Abstract

Background: Natural language processing (NLP) uses software to assist in the extraction of information from clinical text, a process usually performed entirely by chart abstractors. Before NLP can be applied the text in question must be prepared for machine processing. In research settings this pre- processing work often involves several successive and related tasks, requiring substantial amounts of time and attention from people representing various types of clinical, scientific and technical expertise. Appreciating the tasks and participants involved in pre-processing clinical text can make the work more manageable, efficient, and effective. Methods: The information presented here comes from case study analyses of three small-scale projects involving preparation of clinical text (pathology reports, radiology reports, and progress notes) for processing by the Cancer Text Information Extraction System. Supplementing these experiences is information from anecdotal conversations with natural language processing experts. Results: Ten separate pre-processing tasks were identified: obtaining source feeds, assessing completeness, de-duplication, universe description, cleaning and formatting, de-identification, database loading, sampling, preparation of the NLP system input feed, and quality assurance.
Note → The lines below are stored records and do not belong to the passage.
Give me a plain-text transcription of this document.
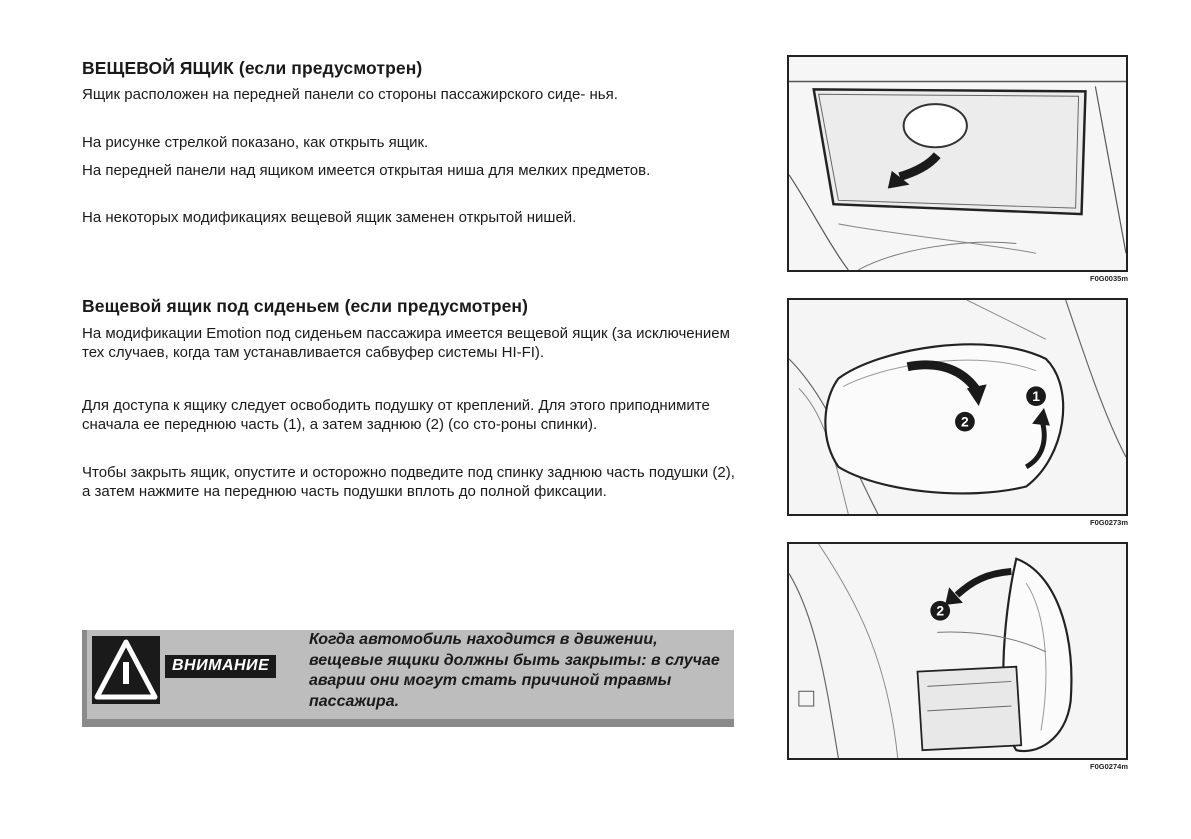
ВЕЩЕВОЙ ЯЩИК (если предусмотрен)

Ящик расположен на передней панели со стороны пассажирского сиде- нья.

На рисунке стрелкой показано, как открыть ящик.

На передней панели над ящиком имеется открытая ниша для мелких предметов.

На некоторых модификациях вещевой ящик заменен открытой нишей.

Вещевой ящик под сиденьем (если предусмотрен)

На модификации Emotion под сиденьем пассажира имеется вещевой ящик (за исключением тех случаев, когда там устанавливается сабвуфер системы HI-FI).

Для доступа к ящику следует освободить подушку от креплений. Для этого приподнимите сначала ее переднюю часть (1), а затем заднюю (2) (со сто-роны спинки).

Чтобы закрыть ящик, опустите и осторожно подведите под спинку заднюю часть подушки (2), а затем нажмите на переднюю часть подушки вплоть до полной фиксации.

ВНИМАНИЕ

Когда автомобиль находится в движении, вещевые ящики должны быть закрыты: в случае аварии они могут стать причиной травмы пассажира.

F0G0035m
2
1
F0G0273m
2
F0G0274m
Nine types of expertise or task participants required for preprocessing were identified: IRB representative, source-system manager, network/dbase administrator, programmer, statistician, investigator, informaticist, clinical domain expert, and manual chart abstractor. Conclusions: Pre-processing clinical text is an important phase and potentially challenging aspect of extracting information from clinical text using NLP. Because researchers require accurate information about the larger universe of documents or patients represented by the sampled and processed text, pre-processing can present numerous challenges, the solutions to which draw on many areas of expertise in a multi-step and sometimes iterative process.